Coltivazione Oleandro – Come Fare

L’oleandro è una pianta sempre verde particolarmente diffusa in Europa e in Asia, la cui coltivazione non necessita di particolari cure.

Questo ha determinato una particolare diffusione dell’oleandro, anche in considerazione della resistenza che lo stesso presenta al sole e che permette di piantare questo arbusto sempreverde in pieno sole, senza dover ebadare alle correnti d’aria o a proteggerlo da particolari fattori ambientali.

L’oleandro è una pianta che cresce rigogliosa in ambienti miti, con temperatura non inferiore a zero gradi e non superiore a 18 gradi. Ciò nonostante, essendo un arbusto particolarmente forte, sopravvive anche a temperature inferiore allo zero gradi e superiori a 18 gradi, anche fino a 45 gradi centigradi.

A caratterizzare questa pianta sono le foglie perennemente verdi, le grandi dimensioni che giungono anche a sei metri di altezza se piantato al terreno e due metri se in vaso, e la rigogliosa fioritura che va dall’inizio del periodo estivo sino all’autunno.

Vediamo dunque quali sono le accortezze che dobbiamo porre in essere per coltivare l’oleandro. Se viviamo in zone caratterizzate da clima invernale particolarmente freddo, sarà bene piantare l’oleandro in vaso, oppure potremo comunque piantarlo a terra ma dovremo invasarlo durante l’inverno, in modo da proteggerlo nel caso le temperature invernali scendessero di molto sotto gli zero gradi.

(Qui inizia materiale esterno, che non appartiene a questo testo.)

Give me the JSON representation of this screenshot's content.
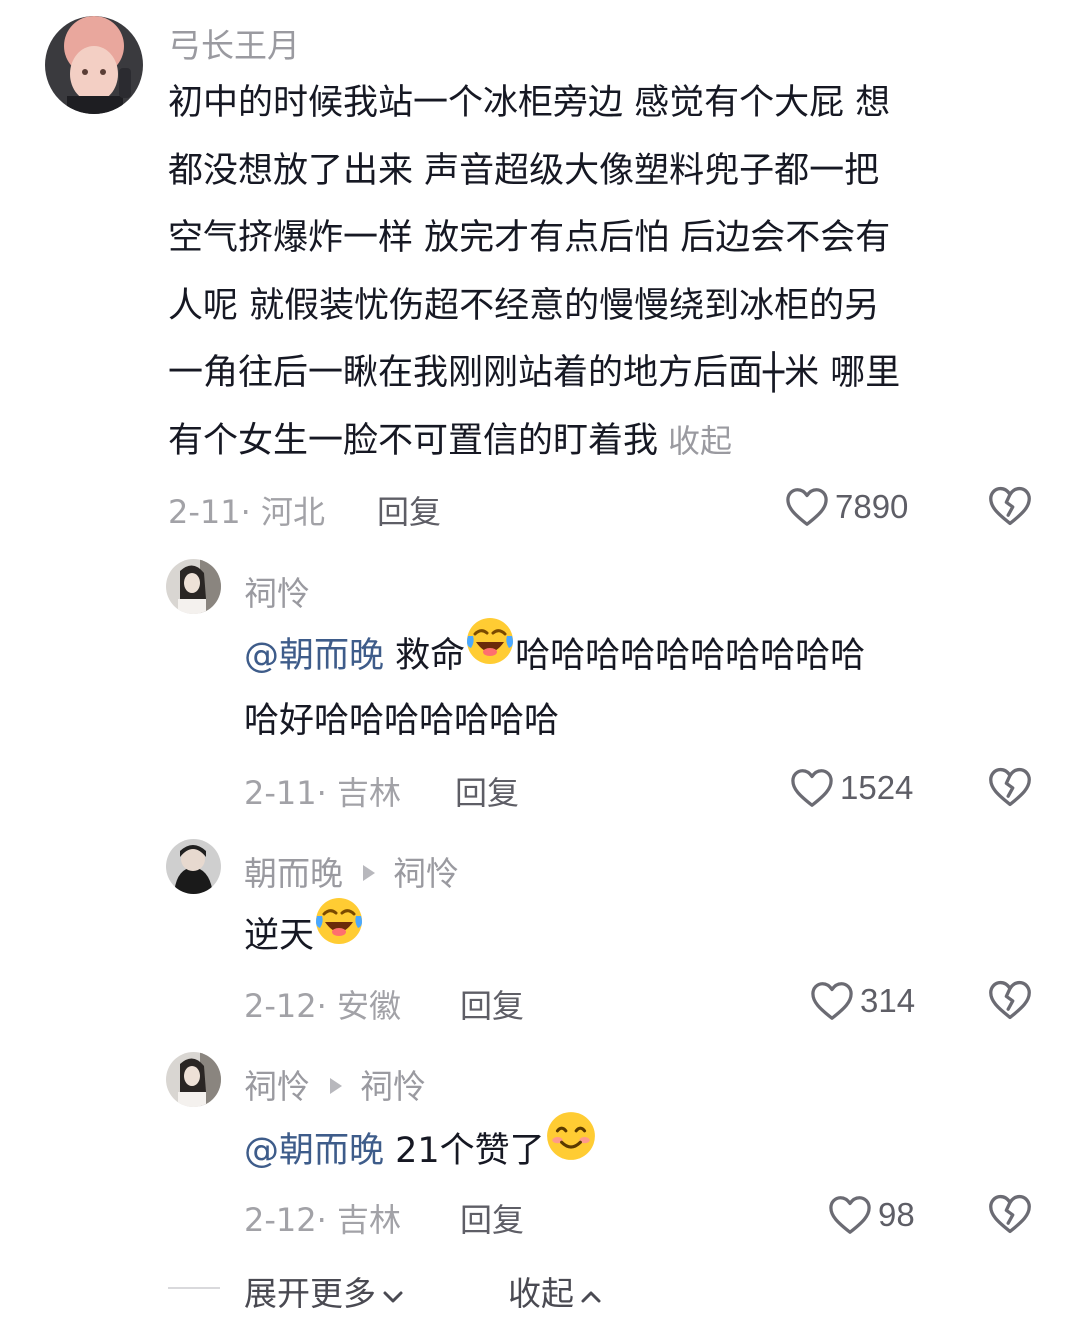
{
  "comments": [
    {
      "username": "弓长王月",
      "lines": [
        "初中的时候我站一个冰柜旁边  感觉有个大屁 想",
        "都没想放了出来  声音超级大像塑料兜子都一把",
        "空气挤爆炸一样  放完才有点后怕  后边会不会有",
        "人呢  就假装忧伤超不经意的慢慢绕到冰柜的另",
        "一角往后一瞅在我刚刚站着的地方后面┼米 哪里",
        "有个女生一脸不可置信的盯着我"
      ],
      "collapse_label": "收起",
      "date_location": "2-11· 河北",
      "reply_label": "回复",
      "likes": "7890"
    },
    {
      "username": "祠怜",
      "mention": "@朝而晚",
      "text_before_emoji": " 救命",
      "emoji": "laughing-crying-emoji",
      "text_after_emoji": "哈哈哈哈哈哈哈哈哈哈",
      "text_line2": "哈好哈哈哈哈哈哈哈",
      "date_location": "2-11· 吉林",
      "reply_label": "回复",
      "likes": "1524"
    },
    {
      "username": "朝而晚",
      "reply_to": "祠怜",
      "text": "逆天",
      "emoji": "laughing-crying-emoji",
      "date_location": "2-12· 安徽",
      "reply_label": "回复",
      "likes": "314"
    },
    {
      "username": "祠怜",
      "reply_to": "祠怜",
      "mention": "@朝而晚",
      "text": " 21个赞了",
      "emoji": "smiling-emoji",
      "date_location": "2-12· 吉林",
      "reply_label": "回复",
      "likes": "98"
    }
  ],
  "footer": {
    "expand_label": "展开更多",
    "collapse_label": "收起"
  },
  "colors": {
    "text": "#161823",
    "meta": "#a2a2a7",
    "mention": "#3e5c8a",
    "icon": "#6b6b73"
  }
}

L’oleandro non richiede un terreno particolare, va bene qualsiasi tipo. Però, poiché non ama molto ristagni di acqua, preferiremo terreni non argillosi o comunque dove non si creino depositi. Allo stesso modo, dovremo coltivare l’oleandro con un’innaffiatura costante ma sempre con l’attenzione che non ristagni l’acqua.

Cerchiamo sempre di porlo in piena luce, l’oleandro ama e necessita di luce e saprà regalarci fioriture incredibili se sapremo curarlo adeguatamente. Uno spazio dunque in piena aria e luce, come al centro di una zona verde, sarà ideale per questa pianta che crescerà in modo disordinato e deciso.

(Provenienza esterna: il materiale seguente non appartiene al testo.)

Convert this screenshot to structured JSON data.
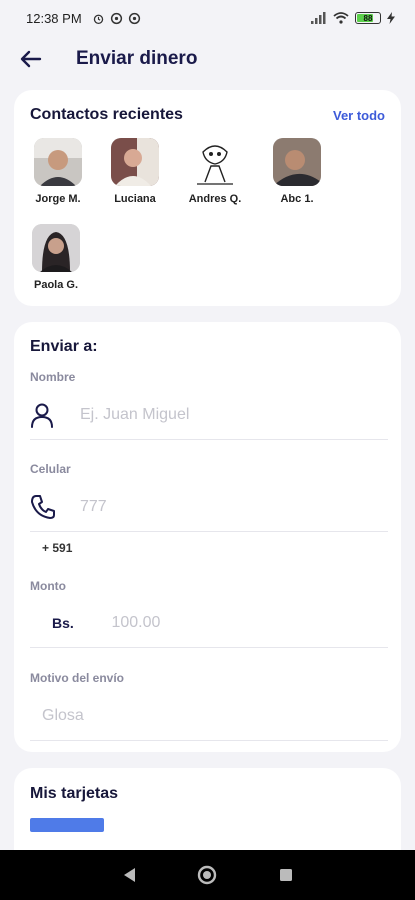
{
  "status_bar": {
    "time": "12:38 PM",
    "battery": "88"
  },
  "header": {
    "title": "Enviar dinero"
  },
  "recent": {
    "title": "Contactos recientes",
    "see_all": "Ver todo",
    "contacts": [
      {
        "name": "Jorge M."
      },
      {
        "name": "Luciana"
      },
      {
        "name": "Andres Q."
      },
      {
        "name": "Abc 1."
      },
      {
        "name": "Paola G."
      }
    ]
  },
  "send": {
    "title": "Enviar a:",
    "name_label": "Nombre",
    "name_placeholder": "Ej. Juan Miguel",
    "phone_label": "Celular",
    "phone_placeholder": "777",
    "phone_prefix": "+ 591",
    "amount_label": "Monto",
    "currency": "Bs.",
    "amount_placeholder": "100.00",
    "memo_label": "Motivo del envío",
    "memo_placeholder": "Glosa"
  },
  "cards": {
    "title": "Mis tarjetas"
  },
  "colors": {
    "accent": "#3d5bd9",
    "title": "#1a1a4a",
    "card_bar": "#4f7be8"
  }
}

La potatura, che eseguiremo in autunno al termine della fioritura estiva, potrà essere radicale, l’oleandro è una pianta che cresce rapidamente e non teme le potature decise. Se invece decidiamo di non potarlo radicalmente, ma solamente di rinforzarlo, dovremo togliere i fiori vecchi e potare i rami laterali di almeno venti centimetri.

La concimazione si esegue durante tutta l’estate con fertilizzanti liquidi se vorremmo ottenere la massima fioritura da questo arbusto. La riproduzione invece si opera per mezzo del metodo della talea, basta tagliare un ramo di circa 10 o 15 cm e riporlo in un vaso d’acqua. Non appena avrà fatto delle radici di lunghezza di 2.5 centimetri, potremo metterlo a dimora nel terreno.